General Electric Company (GE) has ousted chief executive officer (CEO) John Flannery after little more than a year at the helm of the flagging firm. He will be replaced at the top by board member Larry Culp who has a monumental task on his hands if the company wants to get close to its 2018 profit forecast.
The leadership change comes just months after GE announced it was looking for ways to shed its ever-deteriorating insurance business. The firm sold most of its insurance business to Genworth Financial in 2004, but since has struggled with its remaining run-off business.
In January, GE announced that its remaining insurance portfolio had around 300,000 policies that needed $15 billion in reserves to cover potential payouts - about $50,000 per policy.
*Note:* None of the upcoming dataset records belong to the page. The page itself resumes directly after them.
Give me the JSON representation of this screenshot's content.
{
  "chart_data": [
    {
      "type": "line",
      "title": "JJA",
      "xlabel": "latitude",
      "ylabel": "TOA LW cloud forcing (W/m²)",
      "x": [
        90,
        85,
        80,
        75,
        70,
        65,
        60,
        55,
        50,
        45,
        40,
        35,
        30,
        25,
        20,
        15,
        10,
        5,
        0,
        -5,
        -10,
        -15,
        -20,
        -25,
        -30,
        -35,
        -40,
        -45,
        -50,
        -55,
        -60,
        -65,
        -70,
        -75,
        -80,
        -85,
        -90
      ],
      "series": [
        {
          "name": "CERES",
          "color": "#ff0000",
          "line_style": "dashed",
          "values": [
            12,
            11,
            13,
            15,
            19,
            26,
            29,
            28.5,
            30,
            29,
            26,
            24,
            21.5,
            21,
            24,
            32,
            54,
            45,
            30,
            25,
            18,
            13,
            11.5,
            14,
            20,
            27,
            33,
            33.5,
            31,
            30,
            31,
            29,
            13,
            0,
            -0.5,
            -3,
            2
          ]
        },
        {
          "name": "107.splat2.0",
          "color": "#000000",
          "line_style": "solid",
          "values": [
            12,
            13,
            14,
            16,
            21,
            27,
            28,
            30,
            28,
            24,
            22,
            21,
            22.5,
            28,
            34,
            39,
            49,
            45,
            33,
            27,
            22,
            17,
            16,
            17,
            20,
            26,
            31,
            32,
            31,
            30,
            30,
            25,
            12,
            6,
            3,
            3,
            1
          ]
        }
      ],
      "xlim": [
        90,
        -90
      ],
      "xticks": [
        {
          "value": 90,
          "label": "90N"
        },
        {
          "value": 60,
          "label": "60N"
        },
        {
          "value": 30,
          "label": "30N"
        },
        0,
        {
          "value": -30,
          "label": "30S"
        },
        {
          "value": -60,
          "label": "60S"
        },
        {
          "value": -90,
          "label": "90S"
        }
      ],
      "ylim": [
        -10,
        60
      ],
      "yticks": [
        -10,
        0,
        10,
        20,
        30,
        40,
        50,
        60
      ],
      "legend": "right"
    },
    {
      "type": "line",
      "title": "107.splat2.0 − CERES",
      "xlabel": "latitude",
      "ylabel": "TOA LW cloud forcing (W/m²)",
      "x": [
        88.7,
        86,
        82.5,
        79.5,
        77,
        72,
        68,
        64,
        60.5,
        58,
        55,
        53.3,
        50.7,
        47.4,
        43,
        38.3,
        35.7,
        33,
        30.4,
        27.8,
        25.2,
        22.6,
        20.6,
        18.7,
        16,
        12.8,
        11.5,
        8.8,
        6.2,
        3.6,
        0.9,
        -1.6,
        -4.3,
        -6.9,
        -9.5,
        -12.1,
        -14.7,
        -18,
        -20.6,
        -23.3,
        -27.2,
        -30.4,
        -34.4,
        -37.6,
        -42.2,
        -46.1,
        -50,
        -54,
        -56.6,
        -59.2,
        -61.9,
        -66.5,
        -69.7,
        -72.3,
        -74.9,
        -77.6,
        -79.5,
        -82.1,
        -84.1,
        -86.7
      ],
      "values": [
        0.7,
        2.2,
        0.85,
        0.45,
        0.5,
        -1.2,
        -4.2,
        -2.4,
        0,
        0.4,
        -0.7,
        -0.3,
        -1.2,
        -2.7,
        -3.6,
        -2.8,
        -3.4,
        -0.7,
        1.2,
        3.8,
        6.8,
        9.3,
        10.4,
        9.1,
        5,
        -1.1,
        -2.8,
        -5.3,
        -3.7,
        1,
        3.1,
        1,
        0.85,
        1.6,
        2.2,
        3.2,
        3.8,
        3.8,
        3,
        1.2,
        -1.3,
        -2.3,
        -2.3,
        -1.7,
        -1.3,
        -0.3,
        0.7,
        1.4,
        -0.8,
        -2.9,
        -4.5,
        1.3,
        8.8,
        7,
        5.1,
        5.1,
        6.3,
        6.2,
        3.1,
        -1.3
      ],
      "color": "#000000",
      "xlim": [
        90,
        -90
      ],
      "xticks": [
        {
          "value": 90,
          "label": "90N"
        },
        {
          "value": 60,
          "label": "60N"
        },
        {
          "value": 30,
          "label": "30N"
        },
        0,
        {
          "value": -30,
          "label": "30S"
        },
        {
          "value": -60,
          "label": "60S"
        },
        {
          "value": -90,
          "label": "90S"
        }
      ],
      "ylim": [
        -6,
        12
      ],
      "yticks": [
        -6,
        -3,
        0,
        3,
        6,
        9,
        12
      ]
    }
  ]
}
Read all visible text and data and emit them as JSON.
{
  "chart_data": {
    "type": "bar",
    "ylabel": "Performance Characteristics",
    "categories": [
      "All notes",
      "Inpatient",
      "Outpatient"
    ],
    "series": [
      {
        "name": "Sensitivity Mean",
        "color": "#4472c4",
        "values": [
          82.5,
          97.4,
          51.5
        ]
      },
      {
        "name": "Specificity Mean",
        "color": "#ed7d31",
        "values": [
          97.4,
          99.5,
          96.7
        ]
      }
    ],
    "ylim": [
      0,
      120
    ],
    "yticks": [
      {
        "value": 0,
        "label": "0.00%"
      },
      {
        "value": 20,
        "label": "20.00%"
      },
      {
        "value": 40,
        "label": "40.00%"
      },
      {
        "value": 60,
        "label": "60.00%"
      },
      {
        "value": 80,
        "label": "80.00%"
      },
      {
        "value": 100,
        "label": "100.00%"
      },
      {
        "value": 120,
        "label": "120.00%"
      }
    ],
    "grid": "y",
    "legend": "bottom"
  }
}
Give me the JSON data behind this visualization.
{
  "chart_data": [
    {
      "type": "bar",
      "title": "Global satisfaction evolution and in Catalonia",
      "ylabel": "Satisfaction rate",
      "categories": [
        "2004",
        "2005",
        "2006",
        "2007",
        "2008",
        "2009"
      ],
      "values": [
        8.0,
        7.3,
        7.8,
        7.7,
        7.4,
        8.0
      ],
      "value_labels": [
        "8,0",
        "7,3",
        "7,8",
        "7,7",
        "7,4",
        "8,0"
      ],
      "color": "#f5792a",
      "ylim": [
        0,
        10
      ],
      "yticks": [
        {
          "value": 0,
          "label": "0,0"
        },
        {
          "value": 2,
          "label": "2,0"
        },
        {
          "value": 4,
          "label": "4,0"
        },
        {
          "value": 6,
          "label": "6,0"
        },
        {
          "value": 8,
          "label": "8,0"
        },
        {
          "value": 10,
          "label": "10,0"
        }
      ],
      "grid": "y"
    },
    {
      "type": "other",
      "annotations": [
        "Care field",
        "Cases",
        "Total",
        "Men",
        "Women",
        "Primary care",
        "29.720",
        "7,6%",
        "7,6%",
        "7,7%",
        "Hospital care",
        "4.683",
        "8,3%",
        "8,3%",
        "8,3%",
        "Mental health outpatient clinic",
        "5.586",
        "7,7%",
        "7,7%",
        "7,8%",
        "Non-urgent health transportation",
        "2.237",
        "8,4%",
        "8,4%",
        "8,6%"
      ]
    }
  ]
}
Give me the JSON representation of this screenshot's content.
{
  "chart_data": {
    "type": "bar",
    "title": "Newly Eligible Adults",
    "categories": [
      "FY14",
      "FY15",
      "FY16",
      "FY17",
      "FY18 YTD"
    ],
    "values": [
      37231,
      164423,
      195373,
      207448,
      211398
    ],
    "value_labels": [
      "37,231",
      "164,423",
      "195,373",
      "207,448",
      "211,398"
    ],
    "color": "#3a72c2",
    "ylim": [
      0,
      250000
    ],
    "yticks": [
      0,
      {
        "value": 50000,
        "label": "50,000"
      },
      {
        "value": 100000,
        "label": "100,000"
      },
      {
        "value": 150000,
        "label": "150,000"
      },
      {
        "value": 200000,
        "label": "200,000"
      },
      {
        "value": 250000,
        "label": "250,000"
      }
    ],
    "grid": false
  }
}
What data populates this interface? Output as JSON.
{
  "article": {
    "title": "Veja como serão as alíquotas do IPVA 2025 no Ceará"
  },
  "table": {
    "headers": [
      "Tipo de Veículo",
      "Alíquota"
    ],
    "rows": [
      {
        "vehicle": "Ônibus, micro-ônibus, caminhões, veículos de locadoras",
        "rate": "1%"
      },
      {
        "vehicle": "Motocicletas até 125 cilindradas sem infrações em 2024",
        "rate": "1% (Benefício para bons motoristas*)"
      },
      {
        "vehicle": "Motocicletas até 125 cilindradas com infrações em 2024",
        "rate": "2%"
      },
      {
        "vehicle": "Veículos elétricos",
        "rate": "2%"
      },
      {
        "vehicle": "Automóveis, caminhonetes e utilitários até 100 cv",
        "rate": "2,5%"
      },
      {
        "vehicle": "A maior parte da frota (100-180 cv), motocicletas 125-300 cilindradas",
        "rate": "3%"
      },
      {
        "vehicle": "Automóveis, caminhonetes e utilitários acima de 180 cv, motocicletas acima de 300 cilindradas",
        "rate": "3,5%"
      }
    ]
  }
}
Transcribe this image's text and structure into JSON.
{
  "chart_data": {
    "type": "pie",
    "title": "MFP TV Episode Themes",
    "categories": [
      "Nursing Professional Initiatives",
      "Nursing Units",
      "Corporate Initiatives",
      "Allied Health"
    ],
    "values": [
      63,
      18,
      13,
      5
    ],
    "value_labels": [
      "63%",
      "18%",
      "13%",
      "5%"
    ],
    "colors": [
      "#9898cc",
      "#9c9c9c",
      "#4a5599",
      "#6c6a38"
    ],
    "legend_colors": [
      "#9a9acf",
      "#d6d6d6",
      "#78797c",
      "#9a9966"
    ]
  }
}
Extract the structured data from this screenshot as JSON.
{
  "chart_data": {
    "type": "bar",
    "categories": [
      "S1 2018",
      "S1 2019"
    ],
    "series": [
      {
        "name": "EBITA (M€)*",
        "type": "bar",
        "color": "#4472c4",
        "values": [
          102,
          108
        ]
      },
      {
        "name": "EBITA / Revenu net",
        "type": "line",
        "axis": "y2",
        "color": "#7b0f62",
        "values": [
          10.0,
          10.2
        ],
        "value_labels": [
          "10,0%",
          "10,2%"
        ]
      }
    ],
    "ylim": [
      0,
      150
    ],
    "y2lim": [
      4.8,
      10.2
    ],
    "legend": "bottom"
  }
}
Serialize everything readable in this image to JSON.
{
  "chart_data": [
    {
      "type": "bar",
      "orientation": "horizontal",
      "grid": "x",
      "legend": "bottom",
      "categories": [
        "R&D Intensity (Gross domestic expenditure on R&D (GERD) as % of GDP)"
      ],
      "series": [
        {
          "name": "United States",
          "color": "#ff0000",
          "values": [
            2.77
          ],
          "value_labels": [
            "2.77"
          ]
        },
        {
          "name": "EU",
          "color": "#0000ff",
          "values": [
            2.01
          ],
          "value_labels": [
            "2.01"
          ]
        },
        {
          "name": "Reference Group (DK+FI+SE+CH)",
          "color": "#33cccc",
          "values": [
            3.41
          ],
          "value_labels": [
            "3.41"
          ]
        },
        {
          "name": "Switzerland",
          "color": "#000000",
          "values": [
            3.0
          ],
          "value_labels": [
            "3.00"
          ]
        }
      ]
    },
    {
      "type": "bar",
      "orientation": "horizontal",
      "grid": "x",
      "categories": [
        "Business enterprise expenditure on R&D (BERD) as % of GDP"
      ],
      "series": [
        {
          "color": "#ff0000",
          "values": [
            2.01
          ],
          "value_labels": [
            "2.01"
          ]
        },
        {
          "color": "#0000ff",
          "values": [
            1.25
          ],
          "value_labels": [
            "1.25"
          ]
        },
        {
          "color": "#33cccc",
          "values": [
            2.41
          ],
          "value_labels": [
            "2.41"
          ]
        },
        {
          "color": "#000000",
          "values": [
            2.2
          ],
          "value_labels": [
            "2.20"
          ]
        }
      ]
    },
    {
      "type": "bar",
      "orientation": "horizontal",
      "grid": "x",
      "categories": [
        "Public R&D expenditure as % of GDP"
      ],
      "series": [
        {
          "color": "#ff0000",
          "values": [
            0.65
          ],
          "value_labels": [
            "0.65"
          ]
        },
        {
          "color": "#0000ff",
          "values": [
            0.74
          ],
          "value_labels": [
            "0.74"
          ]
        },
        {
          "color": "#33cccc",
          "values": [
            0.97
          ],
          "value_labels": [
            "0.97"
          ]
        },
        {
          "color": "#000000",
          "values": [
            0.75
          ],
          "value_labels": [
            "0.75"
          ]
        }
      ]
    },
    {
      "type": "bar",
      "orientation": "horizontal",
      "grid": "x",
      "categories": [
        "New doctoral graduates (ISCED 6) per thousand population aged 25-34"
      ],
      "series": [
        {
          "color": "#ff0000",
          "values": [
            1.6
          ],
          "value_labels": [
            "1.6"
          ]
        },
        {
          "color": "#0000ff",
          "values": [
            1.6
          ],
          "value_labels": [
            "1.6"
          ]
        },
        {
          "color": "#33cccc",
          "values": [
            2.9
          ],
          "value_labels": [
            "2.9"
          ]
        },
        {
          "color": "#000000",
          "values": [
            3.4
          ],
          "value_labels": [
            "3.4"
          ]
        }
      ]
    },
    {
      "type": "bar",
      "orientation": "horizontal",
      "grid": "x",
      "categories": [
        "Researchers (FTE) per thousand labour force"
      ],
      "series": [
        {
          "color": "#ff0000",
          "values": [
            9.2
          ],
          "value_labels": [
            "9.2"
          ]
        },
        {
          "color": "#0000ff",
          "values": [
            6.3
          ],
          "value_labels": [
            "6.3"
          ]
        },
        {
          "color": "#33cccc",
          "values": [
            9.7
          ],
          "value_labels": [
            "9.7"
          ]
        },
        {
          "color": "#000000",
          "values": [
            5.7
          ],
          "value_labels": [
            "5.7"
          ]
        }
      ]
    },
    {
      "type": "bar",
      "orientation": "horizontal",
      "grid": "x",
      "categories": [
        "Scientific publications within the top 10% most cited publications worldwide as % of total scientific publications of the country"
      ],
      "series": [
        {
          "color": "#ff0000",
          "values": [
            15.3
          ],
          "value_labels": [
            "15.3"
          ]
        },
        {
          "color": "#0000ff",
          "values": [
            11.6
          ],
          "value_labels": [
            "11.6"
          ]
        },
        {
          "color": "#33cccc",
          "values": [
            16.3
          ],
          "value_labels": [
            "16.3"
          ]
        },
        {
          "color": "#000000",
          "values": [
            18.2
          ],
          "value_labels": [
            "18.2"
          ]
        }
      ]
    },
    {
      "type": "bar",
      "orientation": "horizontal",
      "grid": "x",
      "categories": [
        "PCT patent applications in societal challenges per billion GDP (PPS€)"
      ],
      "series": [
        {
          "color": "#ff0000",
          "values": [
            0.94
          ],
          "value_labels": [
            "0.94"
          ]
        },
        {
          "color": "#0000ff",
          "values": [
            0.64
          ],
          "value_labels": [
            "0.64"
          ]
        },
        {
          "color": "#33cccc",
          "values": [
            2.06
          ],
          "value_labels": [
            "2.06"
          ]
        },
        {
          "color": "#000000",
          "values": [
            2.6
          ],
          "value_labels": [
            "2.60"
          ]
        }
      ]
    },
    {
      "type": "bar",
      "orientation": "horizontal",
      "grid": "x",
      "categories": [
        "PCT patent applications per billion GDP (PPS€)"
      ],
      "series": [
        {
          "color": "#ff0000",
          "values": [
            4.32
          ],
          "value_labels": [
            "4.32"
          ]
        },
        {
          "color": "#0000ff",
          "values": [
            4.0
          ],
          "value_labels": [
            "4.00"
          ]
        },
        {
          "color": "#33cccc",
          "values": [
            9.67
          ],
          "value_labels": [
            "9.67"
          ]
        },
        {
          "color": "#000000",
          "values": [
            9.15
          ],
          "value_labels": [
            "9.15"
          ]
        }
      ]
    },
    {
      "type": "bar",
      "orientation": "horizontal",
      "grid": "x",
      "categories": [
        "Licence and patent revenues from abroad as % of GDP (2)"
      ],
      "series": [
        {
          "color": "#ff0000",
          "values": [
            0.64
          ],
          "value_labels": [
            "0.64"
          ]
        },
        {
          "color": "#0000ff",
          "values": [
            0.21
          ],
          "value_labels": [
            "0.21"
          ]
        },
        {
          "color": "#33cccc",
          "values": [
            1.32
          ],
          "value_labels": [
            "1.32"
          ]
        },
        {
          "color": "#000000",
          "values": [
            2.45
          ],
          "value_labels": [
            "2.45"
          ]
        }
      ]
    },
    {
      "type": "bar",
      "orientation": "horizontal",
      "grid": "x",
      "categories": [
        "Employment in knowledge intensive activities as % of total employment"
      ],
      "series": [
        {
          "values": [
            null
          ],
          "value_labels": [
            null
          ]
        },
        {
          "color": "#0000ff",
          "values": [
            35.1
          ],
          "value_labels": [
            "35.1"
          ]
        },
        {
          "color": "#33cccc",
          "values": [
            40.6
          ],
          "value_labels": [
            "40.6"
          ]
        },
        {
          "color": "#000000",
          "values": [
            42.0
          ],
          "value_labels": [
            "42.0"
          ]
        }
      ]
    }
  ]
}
According to Reuters, many of GE’s insurance liabilities revolve around its long-term care (LTC) insurance policies because premiums have been unable to match soaring healthcare costs and extended life expectancy in the US.
Shareholders are unhappy with the firm, highlighted by the 35% shares crash so far this year and the staggering 45% dip in 2017 due to cash-flow shortages and weak sales. Some shareholders accused GE of hiding mounting insurance liabilities (which stood at $38 billion at the end of 2017) and concealing information about a US Securities and Exchange Commission (SEC) probe into the company’s insurance business.
As CEO, Flannery has been unable to stanch bleeding at GE and repair the firm’s tainted name. Bloomberg reported that the iconic corporation was worth just under $100 billion as of the close September 28, with its stock at around $11. It’s a long road ahead for Larry Culp.